— Откуда ты знаешь? — с любопытством спросил я.
— Я... в общем, слышал. — Внезапно разговор ему надоел, и он начал бочком-бочком пробираться к выходу.
— А ты слышал, что дом Джорджа Миллеса сгорел? — сказал я.
Он кивнул.
— Конечно. Слышал на скачках.
— И о том, что этот поджог?
Он так и замер на ходу.
— Поджог? — изумленно спросил он. — Зачем кому-то... Ох! — Тут он вдруг понял, зачем. Я подумал, что вряд ли он изобразил это изумленное восклицание.
Он не знал.
Элджин Йаксли был в Гонконге. Теренс О'Три сидел в тюрьме, так что ни они, ни Барт Андерфилд не совершали ограбления, не били женщину и не поджигали дома.
Все простые объяснения оказались неверными.
“Я слишком быстро сделал вывод”, — с раскаянием подумал я.
Только потому, что я не любил Джорджа Миллеса, я с такой готовностью поверил в то, что он нечист на руку. Он сделал этот обвиняющий снимок, но ведь ничем нельзя было доказать, что он им воспользовался, за исключением того, что Элджин Йаксли стал работать за плату в Гонконге, вместо того чтобы вложить страховые деньги снова в скачки. Любой имеет право это сделать. От этого преступниками не становятся.

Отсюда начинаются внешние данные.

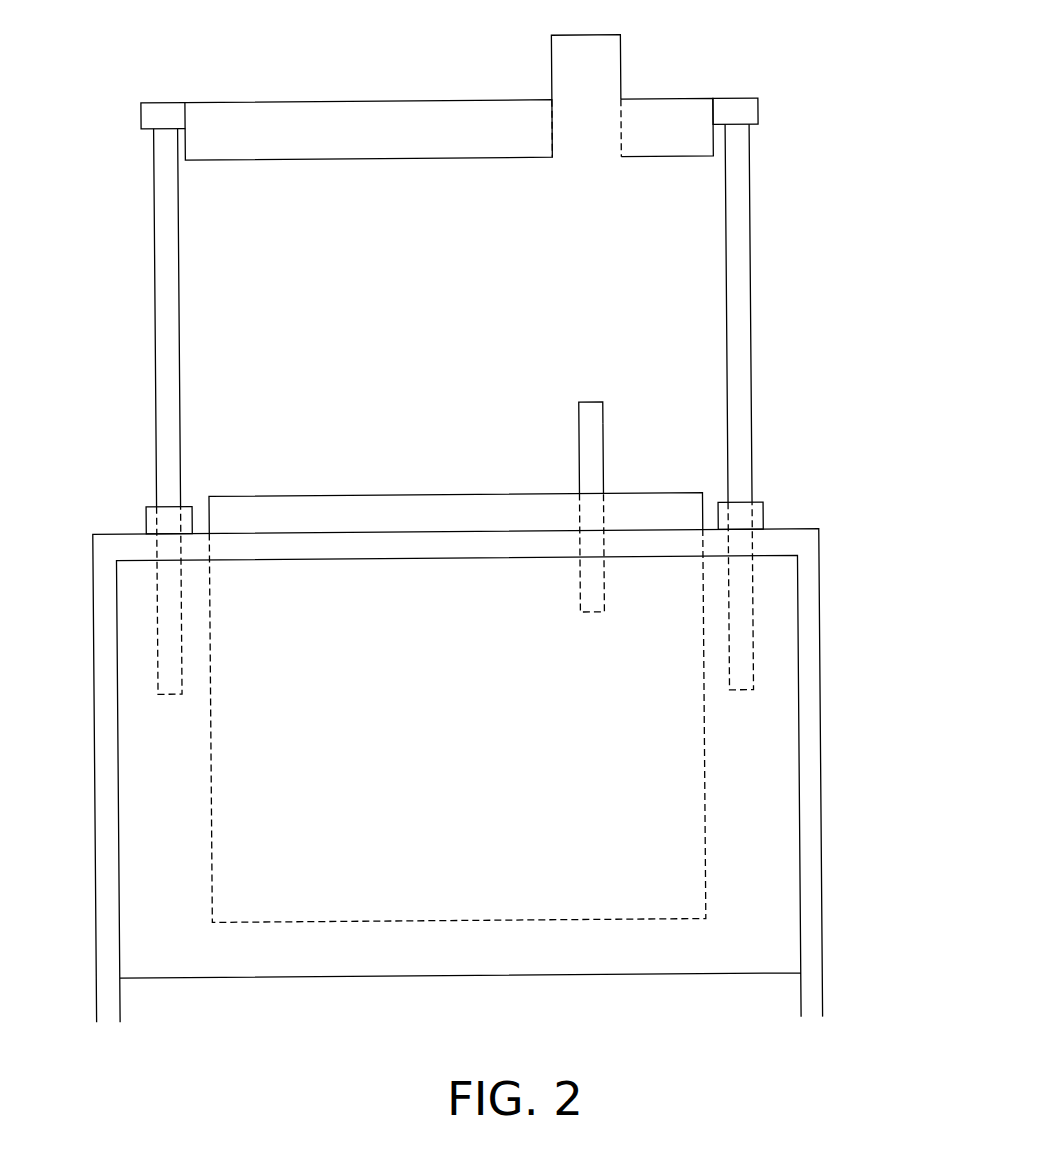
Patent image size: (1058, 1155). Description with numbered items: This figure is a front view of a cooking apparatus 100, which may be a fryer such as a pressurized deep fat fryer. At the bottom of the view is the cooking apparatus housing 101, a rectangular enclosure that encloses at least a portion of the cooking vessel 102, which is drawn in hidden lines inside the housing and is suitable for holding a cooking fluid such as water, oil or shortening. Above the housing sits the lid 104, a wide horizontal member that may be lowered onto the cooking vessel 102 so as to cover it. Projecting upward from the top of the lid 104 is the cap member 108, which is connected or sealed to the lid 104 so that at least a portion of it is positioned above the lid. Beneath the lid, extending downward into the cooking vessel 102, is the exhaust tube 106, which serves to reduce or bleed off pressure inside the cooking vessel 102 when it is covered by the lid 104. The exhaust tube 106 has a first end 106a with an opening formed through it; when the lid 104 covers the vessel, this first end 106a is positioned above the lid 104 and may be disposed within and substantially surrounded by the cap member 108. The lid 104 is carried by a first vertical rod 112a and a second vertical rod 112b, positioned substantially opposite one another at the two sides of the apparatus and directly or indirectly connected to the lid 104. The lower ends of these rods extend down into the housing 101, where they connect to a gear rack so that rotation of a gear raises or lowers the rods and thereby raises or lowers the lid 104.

The cooking apparatus 100 is at (503, 524).
The cooking apparatus housing 101 is at (818, 625).
The cooking vessel 102 is at (702, 772).
The lid 104 is at (373, 124).
The exhaust tube 106 is at (580, 456).
The first end of exhaust tube 106a is at (595, 401).
The cap member 108 is at (612, 65).
The first vertical rod 112a is at (157, 360).
The second vertical rod 112b is at (752, 324).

Но он все же был преступником. Он присягнул, что никогда не видел Теренса О'Три, а на самом деле видел. И было это уж точно до суда, поскольку Теренс О'Три до сих пор сидел в тюрьме. И не в те зимние месяцы прямо перед судом, поскольку погода на снимке была пригодная для сидения на улице, а еще там была... я невольно заметил и теперь вспомнил... там на столе перед французом лежала газета, на которой, возможно, удастся разглядеть дату.
Я медленно и задумчиво пошел домой и через диапроектор спроецировал на стене свой большей новый снимок.

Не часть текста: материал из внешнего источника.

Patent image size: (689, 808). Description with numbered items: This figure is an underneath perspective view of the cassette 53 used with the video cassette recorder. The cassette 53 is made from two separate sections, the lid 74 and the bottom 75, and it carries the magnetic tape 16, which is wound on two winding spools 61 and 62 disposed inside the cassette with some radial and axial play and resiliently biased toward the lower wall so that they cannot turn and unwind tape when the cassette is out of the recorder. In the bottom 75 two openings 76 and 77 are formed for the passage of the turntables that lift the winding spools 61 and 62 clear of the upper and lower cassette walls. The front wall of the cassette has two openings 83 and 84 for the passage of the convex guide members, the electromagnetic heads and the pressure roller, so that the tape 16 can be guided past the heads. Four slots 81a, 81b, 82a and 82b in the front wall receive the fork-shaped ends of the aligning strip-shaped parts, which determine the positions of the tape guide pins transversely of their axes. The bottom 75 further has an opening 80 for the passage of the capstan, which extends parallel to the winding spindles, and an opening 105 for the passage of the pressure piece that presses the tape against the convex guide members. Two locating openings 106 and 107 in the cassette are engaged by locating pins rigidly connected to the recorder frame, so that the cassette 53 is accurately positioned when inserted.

Газета перед французом лежала на столе слишком плоско. Нельзя было различить ни даты, ни какого-нибудь полезного заголовка.

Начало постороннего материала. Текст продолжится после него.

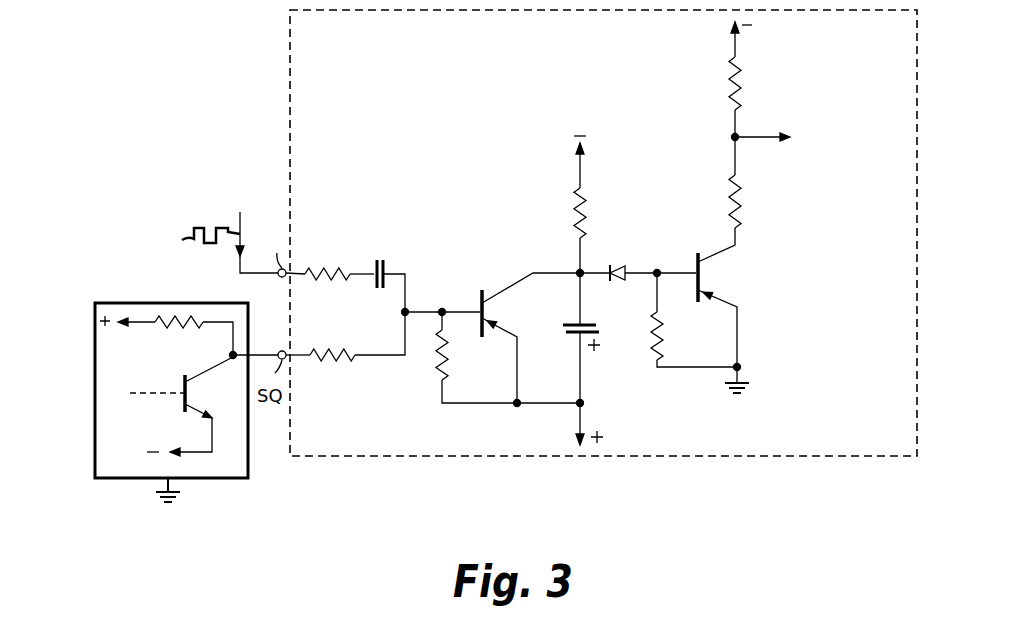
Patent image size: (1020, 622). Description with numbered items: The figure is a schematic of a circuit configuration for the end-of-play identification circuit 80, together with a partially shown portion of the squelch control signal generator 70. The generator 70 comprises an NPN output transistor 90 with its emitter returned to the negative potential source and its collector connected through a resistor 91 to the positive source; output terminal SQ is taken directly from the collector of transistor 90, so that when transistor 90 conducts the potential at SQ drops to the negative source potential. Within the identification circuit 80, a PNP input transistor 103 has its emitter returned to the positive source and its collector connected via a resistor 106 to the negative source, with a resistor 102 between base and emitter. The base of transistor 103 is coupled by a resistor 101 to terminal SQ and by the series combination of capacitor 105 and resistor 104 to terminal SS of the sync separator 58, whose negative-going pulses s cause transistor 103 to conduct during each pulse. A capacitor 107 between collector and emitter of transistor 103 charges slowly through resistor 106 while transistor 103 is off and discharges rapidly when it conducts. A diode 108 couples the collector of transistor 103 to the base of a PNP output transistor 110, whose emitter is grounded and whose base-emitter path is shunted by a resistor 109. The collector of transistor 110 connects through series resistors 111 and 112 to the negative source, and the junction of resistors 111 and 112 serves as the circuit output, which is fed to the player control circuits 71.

The sync separator 58 is at (227, 201).
The squelch control signal generator 70 is at (248, 468).
The player control circuits output 71 is at (820, 157).
The end-of-play identification circuit 80 is at (675, 457).
The output transistor 90 is at (183, 405).
The resistor 91 is at (166, 330).
The resistor 101 is at (325, 360).
The resistor 102 is at (451, 356).
The input transistor 103 is at (480, 299).
The resistor 104 is at (325, 265).
The capacitor 105 is at (381, 259).
The resistor 106 is at (588, 211).
The capacitor 107 is at (568, 323).
The diode 108 is at (613, 265).
The resistor 109 is at (652, 343).
The output transistor 110 is at (695, 258).
The resistor 111 is at (725, 200).
The resistor 112 is at (722, 88).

С сожалением я рассматривал снимок, чтобы найти хоть что-нибудь, по чему можно было бы определить дату. И вот в глубине, рядом с мадам и ее кассой внутри кафе, я увидел висящий на стене календарь. Буквы и цифры на нем можно было различить по очертаниям, пусть и не четко, но они говорили, что это месяц “avril” прошлого года.
Лошади Элджина Йаксли были отправлены на выпас в конце апреля и застрелены четвертого мая.
Я выключил проектор и поехал на Виндзорские скачки, ломая голову над этой несовместимостью и чувствуя, что я завернул за угол в лабиринте в уверенности, что дойду до центра, но наткнулся на тупик, окруженный десятиметровой живой изгородью.
В Виндзоре скачки были средненькие, все звезды были на более важных в Челтенхеме, и из-за слабого соперничества одна из самых медленных старых скаковых лошадей в конце концов победила. Половина остальных столь же старых скакунов весьма любезно попадали, и мой дряхлый дружок с повисшей от усталости головой пришел первым после трех с половиной миль утомительной дистанции.
Конь с раздувающимися боками стоял в паддоке. Я, едва ли менее усталый, расстегивал подпругу и снимал седло, но удивление и удовольствие его пожилой верной хозяйки стоило всех этих усилий.
— Я знала, что он когда-нибудь победит, — возбужденно говорила она. — Я знала. Разве он не отличный старикан?
— Отличный, — согласился я.
— Это его последний сезон, понимаете. Я отправляю его на покой. — Она потрепала коня по шее и сказала ему на ухо: — Мы все немного устали, старик, правда? И что еще более жаль, дальше идти нельзя. Все кончается, старик. Но сегодня это было здорово.
Я вышел и встал на весы, унося с собой ее слова: все кончается, но сегодня это было здорово. Десять лет — это было здорово, но все кончается.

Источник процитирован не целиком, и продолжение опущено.